Writing for BarTalk, the Bar Council’s member e-newsletter, Corbyn will argue that access to justice should be considered a ‘fundamental right’ which has been taken away from the poorest and most marginalised.
The coalition government reduced the scope of civil legal aid through the Legal Aid, Sentencing and Punishment of Offenders Act (Laspo) and has committed to a review of the policy by April 2018.
The reforms reduced spending on civil legal aid by £300m a year, but the National Audit Office last year said the wider costs to the public sector had not been factored in because the Ministry of Justice did not anticipate how people would respond to the changes.
Corbyn last year set up a commission to review legal aid in general. His party today makes an explicit call to the government to immediately look again at its civil funding policies.
He will say: ‘It is clear that the consequences of part one of Laspo are disastrous, yet the government refuses to review the way in which the act is working.

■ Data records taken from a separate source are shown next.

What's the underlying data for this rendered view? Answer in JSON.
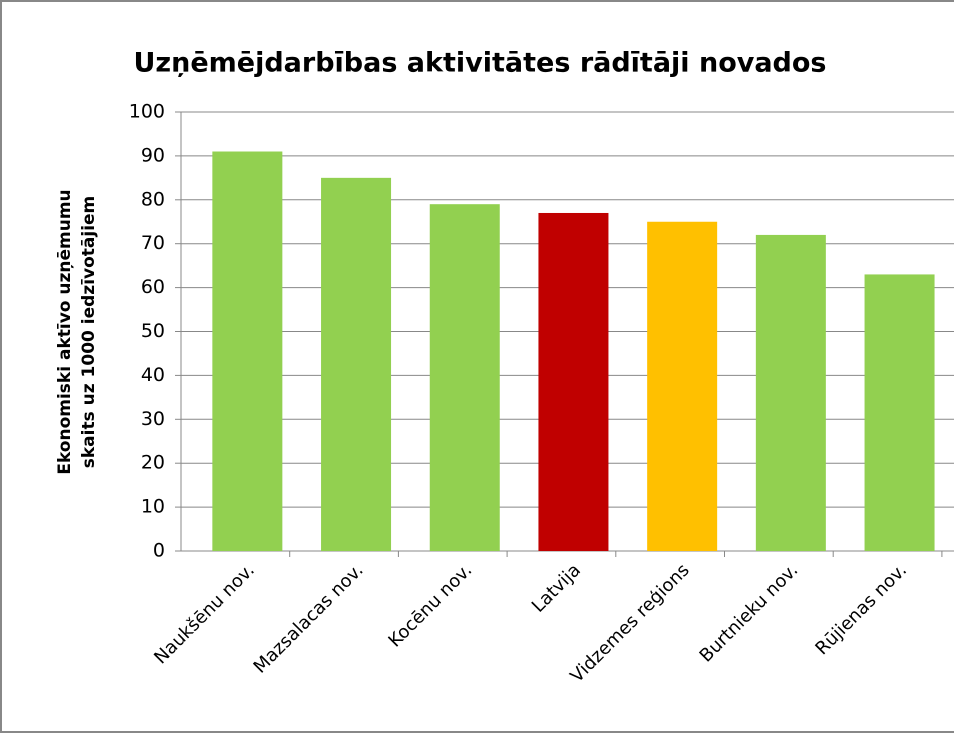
{
  "chart_data": {
    "type": "bar",
    "title": "Uzņēmējdarbības aktivitātes rādītāji novados",
    "ylabel": [
      "Ekonomiski aktīvo uzņēmumu",
      "skaits uz 1000 iedzīvotājiem"
    ],
    "categories": [
      "Naukšēnu nov.",
      "Mazsalacas nov.",
      "Kocēnu nov.",
      "Latvija",
      "Vidzemes reģions",
      "Burtnieku nov.",
      "Rūjienas nov."
    ],
    "values": [
      91,
      85,
      79,
      77,
      75,
      72,
      63
    ],
    "colors": [
      "#92d050",
      "#92d050",
      "#92d050",
      "#c00000",
      "#ffc000",
      "#92d050",
      "#92d050"
    ],
    "ylim": [
      0,
      100
    ],
    "yticks": [
      0,
      10,
      20,
      30,
      40,
      50,
      60,
      70,
      80,
      90,
      100
    ],
    "grid": true
  }
}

‘That review should be brought forward immediately and action should be taken to assist the most vulnerable. Legal aid has been referred to as the forgotten pillar of the welfare state. It is time to challenge that perception. The principles of access to justice and human rights for all is precisely for what Labour stands.’

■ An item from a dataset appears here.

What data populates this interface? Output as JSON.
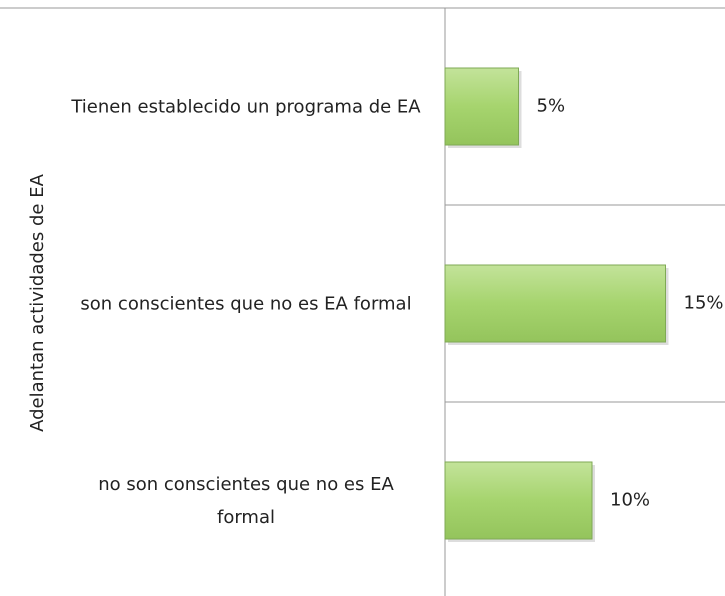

Justice minister Shailesh Vara last month rebuffed calls for an immediate review of Laspo, telling the House of Commons: ‘We constantly ensure that matters are kept under review. We are committed to having a review of the Legal Aid, Sentencing and Punishment of Offenders Act 2012 three to five years after its implementation.’
The MoJ has stated that the legal aid budget is still £1.6bn, making it one of the largest in the world with double the expenditure per head compared with other common law jurisdictions such as Australia, Canada and Northern Ireland.
The last Labour justice secretary Jack Straw made his own commitments to reducing legal aid spending before the 2010 general election.